Start with the best-studied nutrient
Omega-3 fatty acids, especially DHA, are a structural component of the brain, and adequate intake is associated with cognitive health [1]. Eating fatty fish is the better-studied source, with supplements a reasonable backup for people who don't.
Nootropics with modest evidence
- Bacopa monnieri has several trials suggesting small improvements in memory and learning over weeks of use.
- Phosphatidylserine has modest evidence for age-related memory complaints.
- L-theanine (often paired with caffeine) may support calm focus.
These effects are real but modest, and they build slowly rather than acting like a switch.
What a large trial actually found
Ginkgo biloba is widely marketed for memory, but the large Ginkgo Evaluation of Memory (GEM) study of more than 3,000 older adults found no difference between ginkgo and placebo in the rate at which people developed dementia or Alzheimer's disease [2]. It's a useful reminder that popularity is not evidence.

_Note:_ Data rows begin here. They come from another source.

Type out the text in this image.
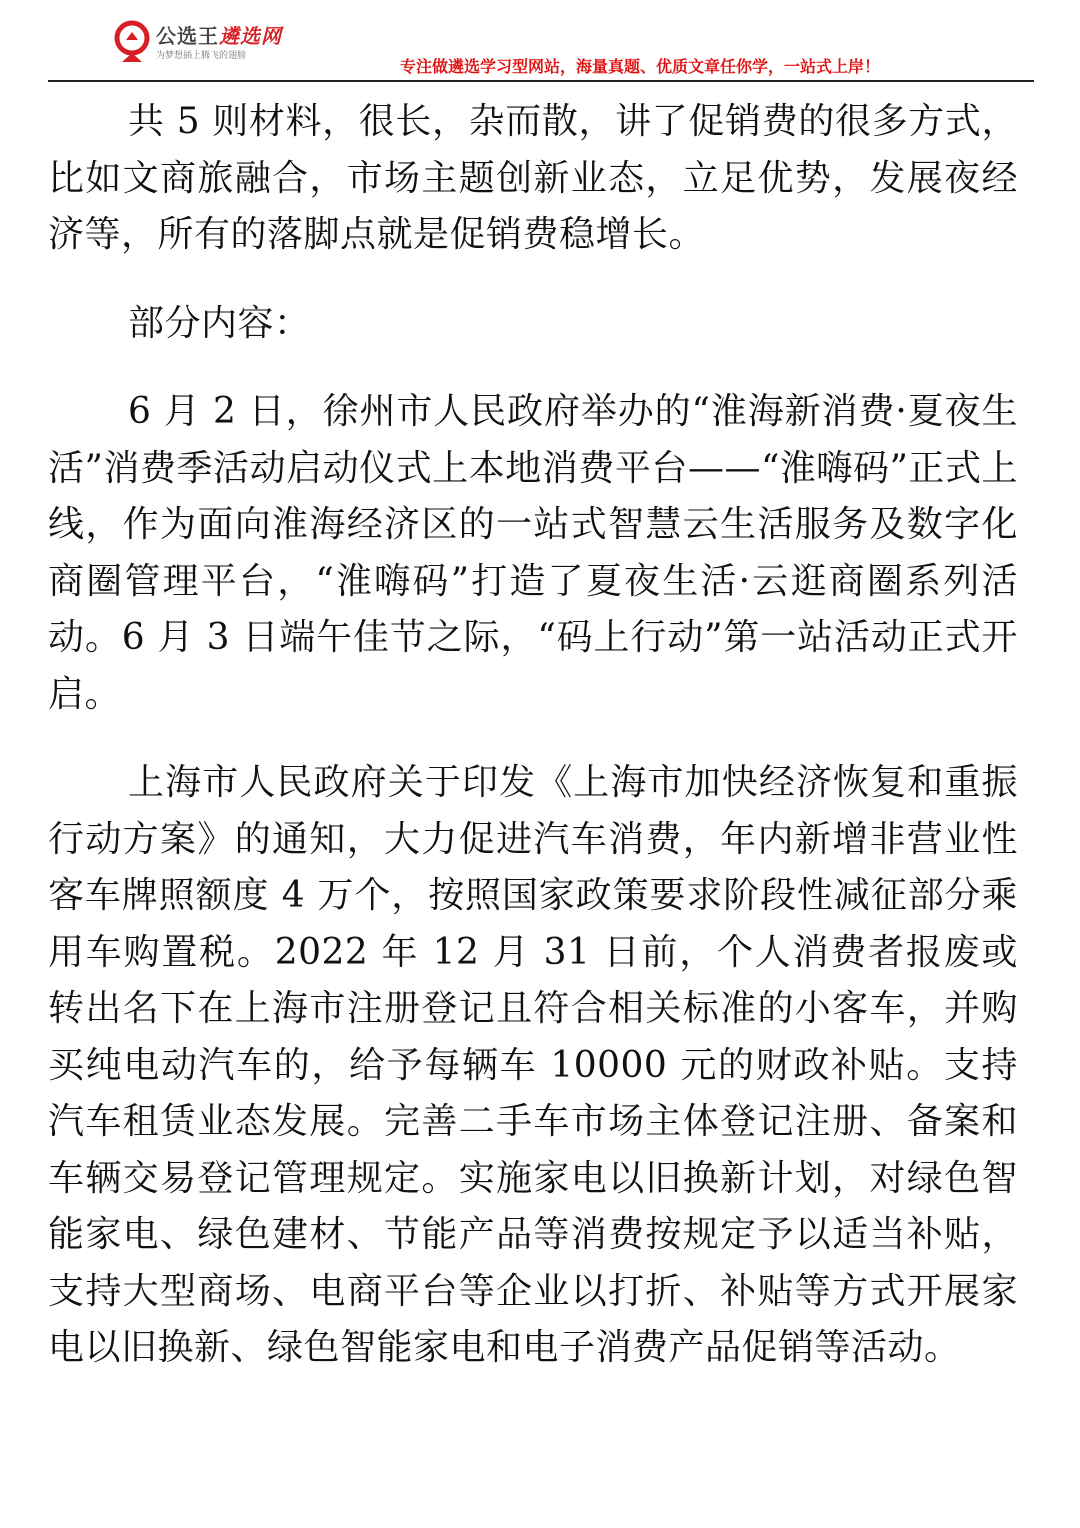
公选王遴选网
为梦想插上腾飞的翅膀
专注做遴选学习型网站，海量真题、优质文章任你学，一站式上岸！

共 5 则材料，很长，杂而散，讲了促销费的很多方式，比如文商旅融合，市场主题创新业态，立足优势，发展夜经济等，所有的落脚点就是促销费稳增长。

部分内容：

6 月 2 日，徐州市人民政府举办的“淮海新消费·夏夜生活”消费季活动启动仪式上本地消费平台——“淮嗨码”正式上线，作为面向淮海经济区的一站式智慧云生活服务及数字化商圈管理平台，“淮嗨码”打造了夏夜生活·云逛商圈系列活动。6 月 3 日端午佳节之际，“码上行动”第一站活动正式开启。

上海市人民政府关于印发《上海市加快经济恢复和重振行动方案》的通知，大力促进汽车消费，年内新增非营业性客车牌照额度 4 万个，按照国家政策要求阶段性减征部分乘用车购置税。2022 年 12 月 31 日前，个人消费者报废或转出名下在上海市注册登记且符合相关标准的小客车，并购买纯电动汽车的，给予每辆车 10000 元的财政补贴。支持汽车租赁业态发展。完善二手车市场主体登记注册、备案和车辆交易登记管理规定。实施家电以旧换新计划，对绿色智能家电、绿色建材、节能产品等消费按规定予以适当补贴，支持大型商场、电商平台等企业以打折、补贴等方式开展家电以旧换新、绿色智能家电和电子消费产品促销等活动。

Early-stage and 'use with caution'
Lion's mane, alpha-GPC, CDP-choline, creatine (studied for cognition), huperzine A, uridine, PQQ, sulbutiamine, vinpocetine, and noopept range from preliminary human evidence to largely experimental. 'Natural' does not mean safe — some of these have meaningful side-effect or interaction profiles, and a few (like vinpocetine) carry specific warnings, including for pregnancy [3]. High-dose antioxidant 'brain' blends have not been shown to protect cognition in trials [4].
The real cognitive stack
The interventions with the strongest evidence for the brain aren't in a bottle: regular exercise, good sleep, a Mediterranean-style diet, social and mental engagement, and managing blood pressure and blood sugar. Supplements are a small addition on top of those fundamentals, and any new or worsening memory problem warrants a clinician's evaluation [3].